5 Responses to “Green Your Coffee – An Environmental Tip from a Latte Drinker”

  1. nonsense said

    First of all, paper cups were designed for the birthday parties of 4-year-olds, not freaking adults who can actually afford to drop more than 20 cents at a lemonade stand for something that tastes less like the paper container it comes in. Independent of any of your environmental concerns.

    But Fair Trade as an “environmentally sound” choice? Dream on! Every label you encounter doesn’t mean homey goodness for the earth. Life is a lot more complicated than that. It’s as if someone could come up with “monkey &%#” certification and every chump with a green or socially conscious thumb can go on blissfully believing that they’s saving the environment, paying the poor fairly, stopping global warming, and helping monkey populations.

    Never make a label out to more than what it is. There’s fine print in every one about what they do and don’t do.

  2. Nicholas said

    Thanks for checking my blog out!

    I wholeheartedly agree – paper cups shouldn’t be meant for coffee! And as adults, we should realize that using disposable cups incurs some negative consequences, both on the environment and on others. The real point of this post was bring the environmental implications of disposable cups to light. Drinking your java from a reusable cup is a proactive issue any individual can do without the help of any sort of organization. And of course, no certification is needed to use your own cup.

  3. nykoelle said

    though I would take a papercup over a dunkin donuts styrofoam cup anytime, I agree in your point entirely. The issue with all these issues is laziness, some people are simply too lazy to bring a bag, or a cup for that matter. Best idea in my opinion? Start charging extra for a cup 🙂 That’ll change minds quick heh.

  4. Great post. But there’s another aspect of coffee environmentalism largely overlooked – roaster pollution and energy consumption. A standard roaster without afterburner belches smoke into the air like a diesel truck.

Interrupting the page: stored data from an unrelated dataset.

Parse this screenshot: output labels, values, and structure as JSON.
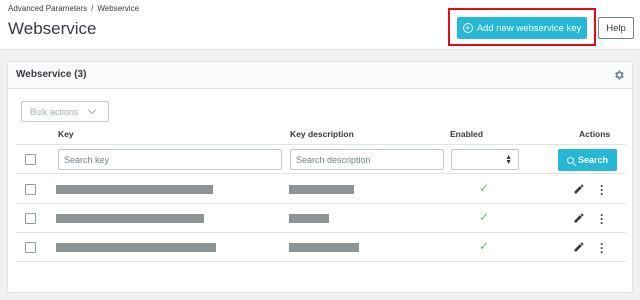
{
  "breadcrumb": {
    "items": [
      "Advanced Parameters",
      "Webservice"
    ],
    "separator": "/"
  },
  "page": {
    "title": "Webservice"
  },
  "toolbar": {
    "add_label": "Add new webservice key",
    "help_label": "Help"
  },
  "card": {
    "title": "Webservice",
    "count": "(3)"
  },
  "bulk": {
    "label": "Bulk actions"
  },
  "table": {
    "headers": {
      "key": "Key",
      "description": "Key description",
      "enabled": "Enabled",
      "actions": "Actions"
    },
    "filters": {
      "key_placeholder": "Search key",
      "description_placeholder": "Search description",
      "search_label": "Search"
    },
    "rows": [
      {
        "enabled": true
      },
      {
        "enabled": true
      },
      {
        "enabled": true
      }
    ]
  },
  "colors": {
    "accent": "#25b9d7",
    "highlight": "#e00b1b",
    "enabled_check": "#70b580"
  },
  "icons": [
    "plus-circle-icon",
    "gear-icon",
    "chevron-down-icon",
    "sort-icon",
    "search-icon",
    "check-icon",
    "pencil-icon",
    "kebab-icon"
  ]
}
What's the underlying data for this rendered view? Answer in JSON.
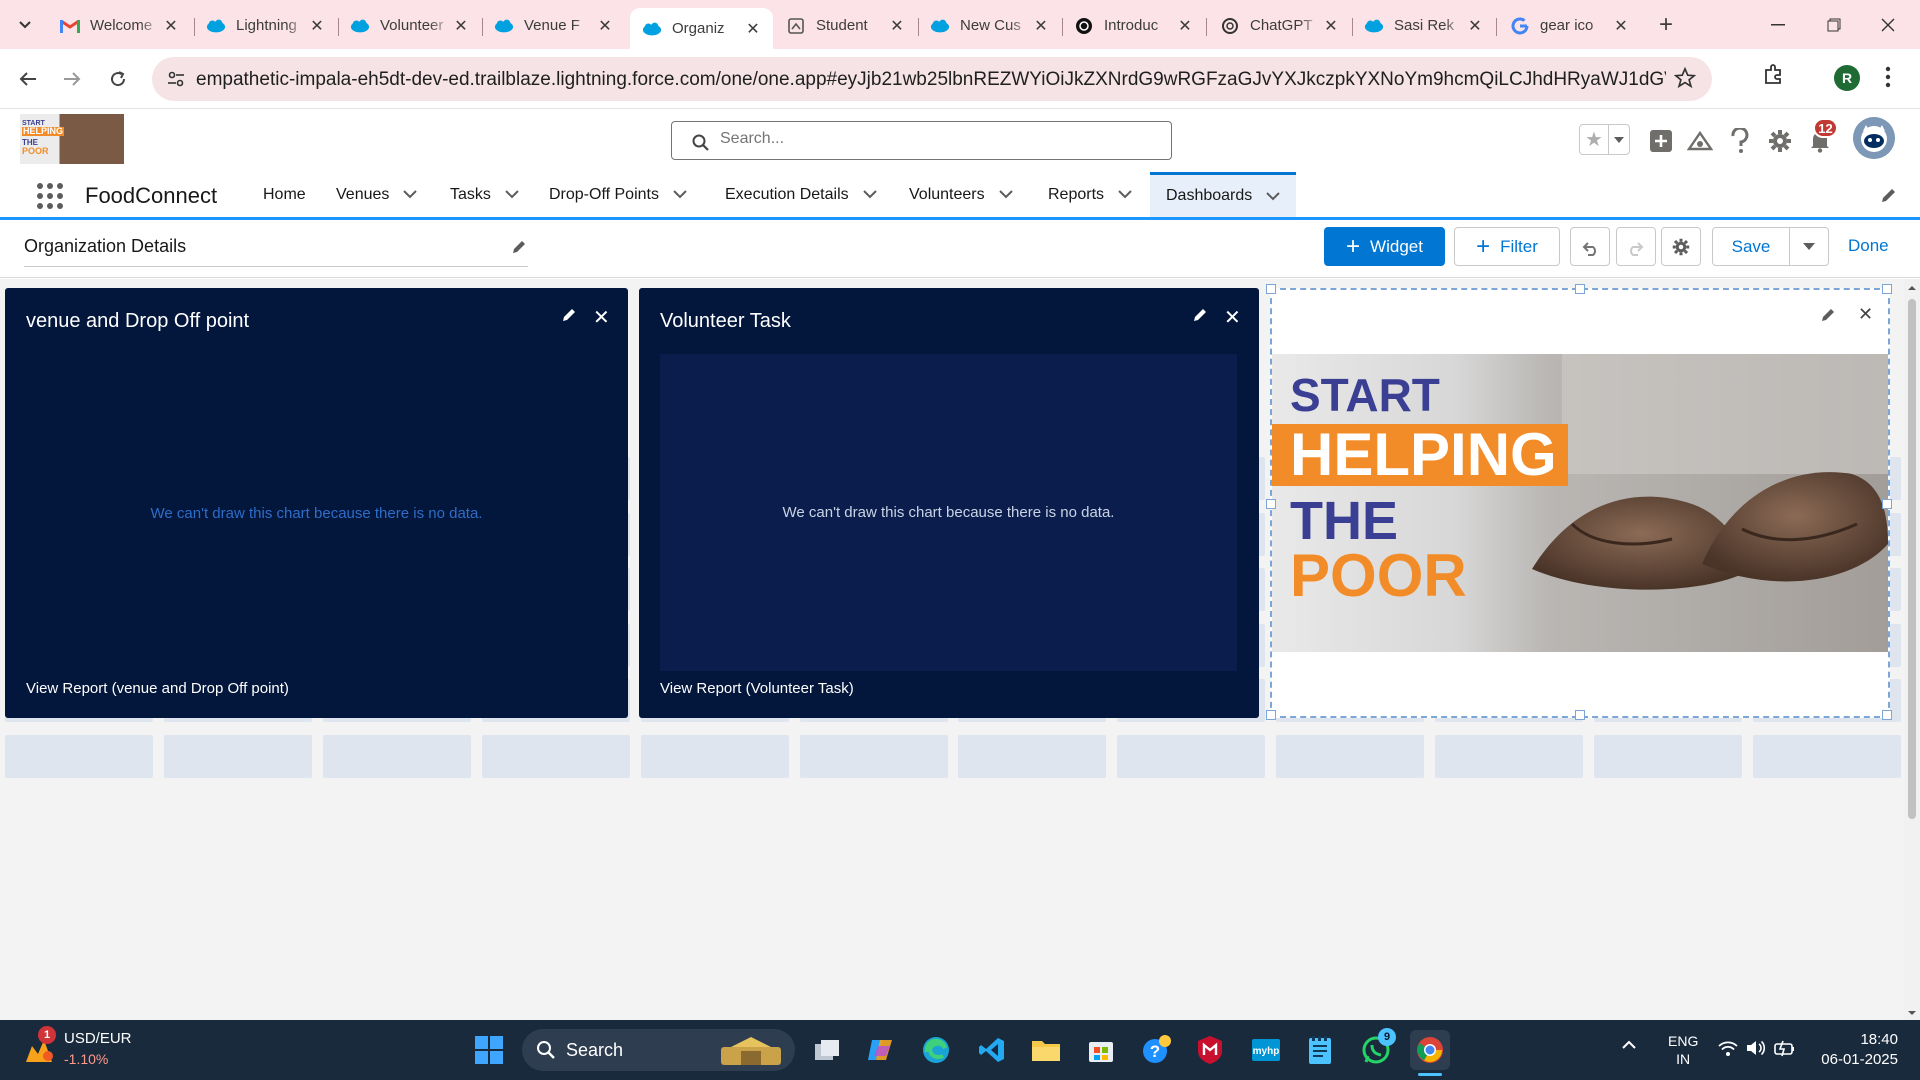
{
  "browser": {
    "tabs": [
      {
        "title": "Welcome",
        "icon": "gmail-icon"
      },
      {
        "title": "Lightning",
        "icon": "salesforce-icon"
      },
      {
        "title": "Volunteer",
        "icon": "salesforce-icon"
      },
      {
        "title": "Venue F",
        "icon": "salesforce-icon"
      },
      {
        "title": "Organiz",
        "icon": "salesforce-icon",
        "active": true
      },
      {
        "title": "Student",
        "icon": "document-icon"
      },
      {
        "title": "New Cus",
        "icon": "salesforce-icon"
      },
      {
        "title": "Introduc",
        "icon": "openai-icon"
      },
      {
        "title": "ChatGPT",
        "icon": "openai-icon"
      },
      {
        "title": "Sasi Rek",
        "icon": "salesforce-icon"
      },
      {
        "title": "gear ico",
        "icon": "google-icon"
      }
    ],
    "url": "empathetic-impala-eh5dt-dev-ed.trailblaze.lightning.force.com/one/one.app#eyJjb21wb25lbnREZWYiOiJkZXNrdG9wRGFzaGJvYXJkczpkYXNoYm9hcmQiLCJhdHRyaWJ1dGVzIjp7ImRhc2hib2FyZ...",
    "profile_initial": "R"
  },
  "logo": {
    "line1": "START",
    "line2": "HELPING",
    "line3": "THE",
    "line4": "POOR"
  },
  "search": {
    "placeholder": "Search..."
  },
  "header": {
    "notification_count": "12"
  },
  "app": {
    "name": "FoodConnect",
    "nav": [
      {
        "label": "Home",
        "dropdown": false
      },
      {
        "label": "Venues",
        "dropdown": true
      },
      {
        "label": "Tasks",
        "dropdown": true
      },
      {
        "label": "Drop-Off Points",
        "dropdown": true
      },
      {
        "label": "Execution Details",
        "dropdown": true
      },
      {
        "label": "Volunteers",
        "dropdown": true
      },
      {
        "label": "Reports",
        "dropdown": true
      },
      {
        "label": "Dashboards",
        "dropdown": true,
        "active": true
      }
    ]
  },
  "toolbar": {
    "dashboard_name": "Organization Details",
    "widget_label": "Widget",
    "filter_label": "Filter",
    "save_label": "Save",
    "done_label": "Done"
  },
  "widgets": [
    {
      "title": "venue and Drop Off point",
      "no_data": "We can't draw this chart because there is no data.",
      "view_report": "View Report (venue and Drop Off point)"
    },
    {
      "title": "Volunteer Task",
      "no_data": "We can't draw this chart because there is no data.",
      "view_report": "View Report (Volunteer Task)"
    }
  ],
  "image_widget": {
    "line1": "START",
    "line2": "HELPING",
    "line3": "THE",
    "line4": "POOR"
  },
  "taskbar": {
    "stock_symbol": "USD/EUR",
    "stock_change": "-1.10%",
    "stock_badge": "1",
    "search_label": "Search",
    "whatsapp_badge": "9",
    "lang_line1": "ENG",
    "lang_line2": "IN",
    "time": "18:40",
    "date": "06-01-2025"
  },
  "colors": {
    "accent": "#0176d3",
    "widget_bg": "#03163b",
    "tab_strip": "#fbe3e7",
    "orange": "#f28c28",
    "indigo": "#3b3f94"
  }
}
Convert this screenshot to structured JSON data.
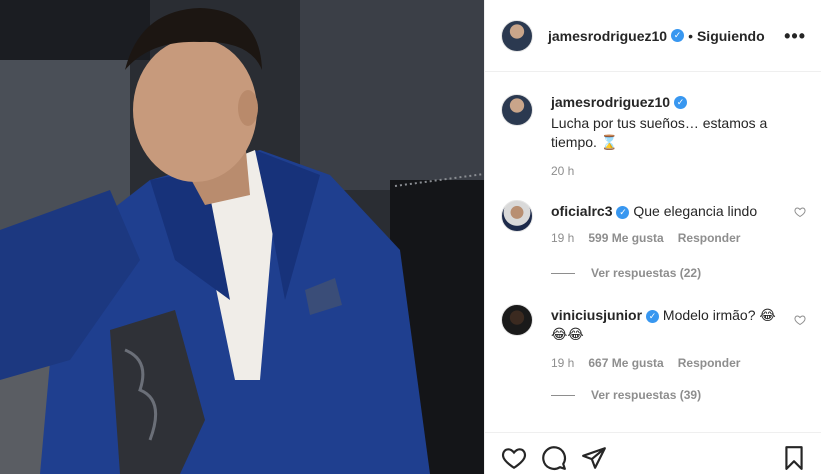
{
  "post": {
    "author": "jamesrodriguez10",
    "follow_status": "Siguiendo",
    "separator": "•",
    "more_label": "•••"
  },
  "caption": {
    "author": "jamesrodriguez10",
    "text": "Lucha por tus sueños… estamos a tiempo. ⌛",
    "time": "20 h"
  },
  "comments": [
    {
      "user": "oficialrc3",
      "text": "Que elegancia lindo",
      "time": "19 h",
      "likes": "599 Me gusta",
      "reply_label": "Responder",
      "view_replies": "Ver respuestas (22)"
    },
    {
      "user": "viniciusjunior",
      "text": "Modelo irmão? 😂 😂😂",
      "time": "19 h",
      "likes": "667 Me gusta",
      "reply_label": "Responder",
      "view_replies": "Ver respuestas (39)"
    }
  ],
  "icons": {
    "like": "heart-icon",
    "comment": "comment-icon",
    "share": "paper-plane-icon",
    "save": "bookmark-icon"
  },
  "colors": {
    "verified": "#3897f0",
    "suit": "#1f3f8f",
    "muted_text": "#8e8e8e"
  }
}
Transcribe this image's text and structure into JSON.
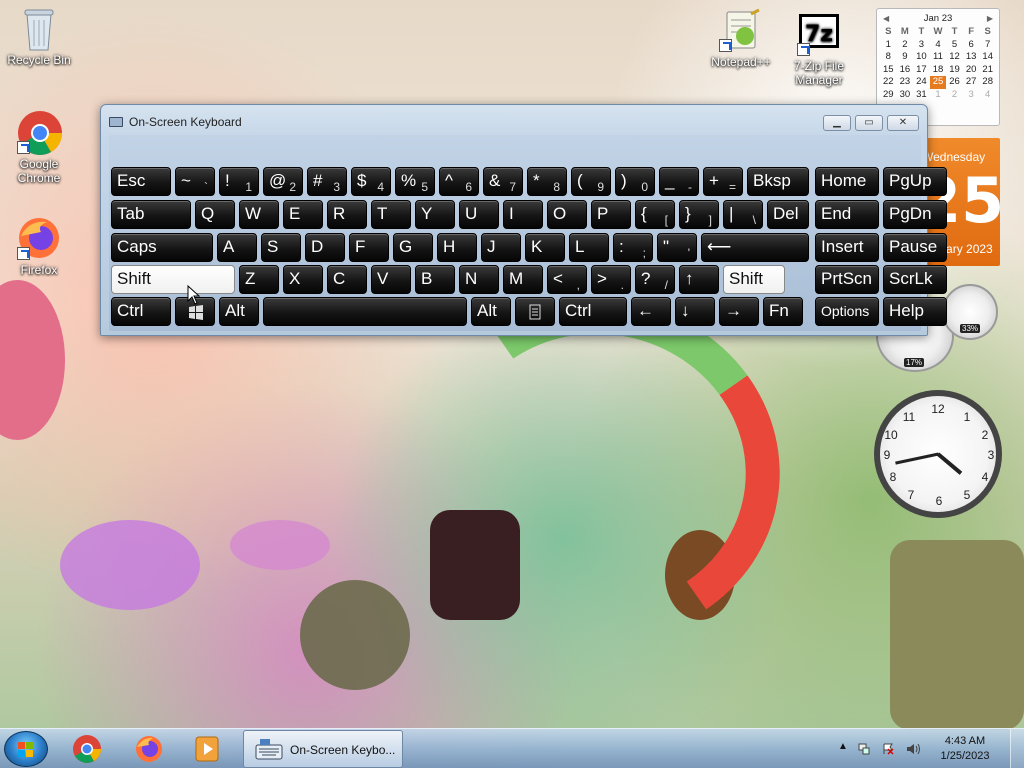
{
  "desktop": {
    "icons": [
      {
        "label": "Recycle Bin"
      },
      {
        "label": "Google Chrome"
      },
      {
        "label": "Firefox"
      },
      {
        "label": "Notepad++"
      },
      {
        "label": "7-Zip File Manager"
      }
    ]
  },
  "calendar_small": {
    "month": "Jan 23",
    "day_names": [
      "S",
      "M",
      "T",
      "W",
      "T",
      "F",
      "S"
    ],
    "weeks": [
      [
        "1",
        "2",
        "3",
        "4",
        "5",
        "6",
        "7"
      ],
      [
        "8",
        "9",
        "10",
        "11",
        "12",
        "13",
        "14"
      ],
      [
        "15",
        "16",
        "17",
        "18",
        "19",
        "20",
        "21"
      ],
      [
        "22",
        "23",
        "24",
        "25",
        "26",
        "27",
        "28"
      ],
      [
        "29",
        "30",
        "31",
        "1",
        "2",
        "3",
        "4"
      ]
    ],
    "today": "25",
    "today_color": "#e67a1f"
  },
  "calendar_big": {
    "weekday": "Wednesday",
    "day": "25",
    "month_year": "January 2023"
  },
  "meters": {
    "cpu": "17%",
    "memory": "33%"
  },
  "osk": {
    "title": "On-Screen Keyboard",
    "window_buttons": [
      "minimize",
      "maximize",
      "close"
    ],
    "rows": [
      [
        {
          "m": "Esc"
        },
        {
          "m": "~",
          "s": "`"
        },
        {
          "m": "!",
          "s": "1"
        },
        {
          "m": "@",
          "s": "2"
        },
        {
          "m": "#",
          "s": "3"
        },
        {
          "m": "$",
          "s": "4"
        },
        {
          "m": "%",
          "s": "5"
        },
        {
          "m": "^",
          "s": "6"
        },
        {
          "m": "&",
          "s": "7"
        },
        {
          "m": "*",
          "s": "8"
        },
        {
          "m": "(",
          "s": "9"
        },
        {
          "m": ")",
          "s": "0"
        },
        {
          "m": "_",
          "s": "-"
        },
        {
          "m": "+",
          "s": "="
        },
        {
          "m": "Bksp"
        },
        {
          "m": "Home"
        },
        {
          "m": "PgUp"
        }
      ],
      [
        {
          "m": "Tab"
        },
        {
          "m": "Q"
        },
        {
          "m": "W"
        },
        {
          "m": "E"
        },
        {
          "m": "R"
        },
        {
          "m": "T"
        },
        {
          "m": "Y"
        },
        {
          "m": "U"
        },
        {
          "m": "I"
        },
        {
          "m": "O"
        },
        {
          "m": "P"
        },
        {
          "m": "{",
          "s": "["
        },
        {
          "m": "}",
          "s": "]"
        },
        {
          "m": "|",
          "s": "\\"
        },
        {
          "m": "Del"
        },
        {
          "m": "End"
        },
        {
          "m": "PgDn"
        }
      ],
      [
        {
          "m": "Caps"
        },
        {
          "m": "A"
        },
        {
          "m": "S"
        },
        {
          "m": "D"
        },
        {
          "m": "F"
        },
        {
          "m": "G"
        },
        {
          "m": "H"
        },
        {
          "m": "J"
        },
        {
          "m": "K"
        },
        {
          "m": "L"
        },
        {
          "m": ":",
          "s": ";"
        },
        {
          "m": "\"",
          "s": "'"
        },
        {
          "m": "⟵"
        },
        {
          "m": "Insert"
        },
        {
          "m": "Pause"
        }
      ],
      [
        {
          "m": "Shift"
        },
        {
          "m": "Z"
        },
        {
          "m": "X"
        },
        {
          "m": "C"
        },
        {
          "m": "V"
        },
        {
          "m": "B"
        },
        {
          "m": "N"
        },
        {
          "m": "M"
        },
        {
          "m": "<",
          "s": ","
        },
        {
          "m": ">",
          "s": "."
        },
        {
          "m": "?",
          "s": "/"
        },
        {
          "m": "↑"
        },
        {
          "m": "Shift"
        },
        {
          "m": "PrtScn"
        },
        {
          "m": "ScrLk"
        }
      ],
      [
        {
          "m": "Ctrl"
        },
        {
          "m": "win-logo"
        },
        {
          "m": "Alt"
        },
        {
          "m": ""
        },
        {
          "m": "Alt"
        },
        {
          "m": "menu"
        },
        {
          "m": "Ctrl"
        },
        {
          "m": "←"
        },
        {
          "m": "↓"
        },
        {
          "m": "→"
        },
        {
          "m": "Fn"
        },
        {
          "m": "Options"
        },
        {
          "m": "Help"
        }
      ]
    ]
  },
  "taskbar": {
    "active_task": "On-Screen Keybo...",
    "clock_time": "4:43 AM",
    "clock_date": "1/25/2023"
  },
  "colors": {
    "accent": "#e67a1f",
    "key_bg": "#151515",
    "taskbar": "#96b4d2"
  }
}
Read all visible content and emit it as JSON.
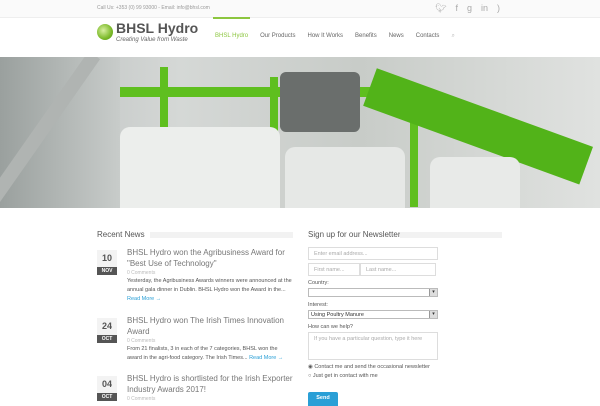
{
  "topbar": {
    "contact": "Call Us: +353 (0) 99 93000 - Email: info@bhsl.com",
    "social": [
      "twitter-icon",
      "facebook-icon",
      "google-plus-icon",
      "linkedin-icon",
      "rss-icon"
    ]
  },
  "logo": {
    "title": "BHSL Hydro",
    "tagline": "Creating Value from Waste"
  },
  "nav": [
    "BHSL Hydro",
    "Our Products",
    "How It Works",
    "Benefits",
    "News",
    "Contacts"
  ],
  "news": {
    "title": "Recent News",
    "items": [
      {
        "day": "10",
        "month": "NOV",
        "title": "BHSL Hydro won the Agribusiness Award for \"Best Use of Technology\"",
        "comments": "0 Comments",
        "excerpt": "Yesterday, the Agribusiness Awards winners were announced at the annual gala dinner in Dublin. BHSL Hydro won the Award in the...",
        "more": "Read More →"
      },
      {
        "day": "24",
        "month": "OCT",
        "title": "BHSL Hydro won The Irish Times Innovation Award",
        "comments": "0 Comments",
        "excerpt": "From 21 finalists, 3 in each of the 7 categories, BHSL won the award in the agri-food category. The Irish Times...",
        "more": "Read More →"
      },
      {
        "day": "04",
        "month": "OCT",
        "title": "BHSL Hydro is shortlisted for the Irish Exporter Industry Awards 2017!",
        "comments": "0 Comments"
      }
    ]
  },
  "newsletter": {
    "title": "Sign up for our Newsletter",
    "email_placeholder": "Enter email address...",
    "first_placeholder": "First name...",
    "last_placeholder": "Last name...",
    "country_label": "Country:",
    "country_value": "",
    "interest_label": "Interest:",
    "interest_value": "Using Poultry Manure",
    "help_label": "How can we help?",
    "help_placeholder": "If you have a particular question, type it here",
    "radio1": "Contact me and send the occasional newsletter",
    "radio2": "Just get in contact with me",
    "send": "Send"
  },
  "colors": {
    "accent": "#8cc63f",
    "link": "#2a9fd6"
  }
}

With afterburner, a midsize shop roaster consumes about one million BTU. We have installed what is quite possibly the world’s most eco-friendly roaster that outputs virtually no emissions and consumes about 5% of the power of a conventional roaster. Coffee packaging is another problem – we have addressed it by using biodegradable and compostable packaging – why is this not common? Think about it next time you buy coffee!

  5. Nicholas said

    Oooogh, I hadn’t even thought about the roasting process! But you’re right, the manufacturing process likely needs to be put under the environmental microscope as well. That might be a subject for another post….

    And as for charging people a bit extra for a cup – well I think it’s a great idea! After all, it’s worked in other countries dealing with excessive plastic bags.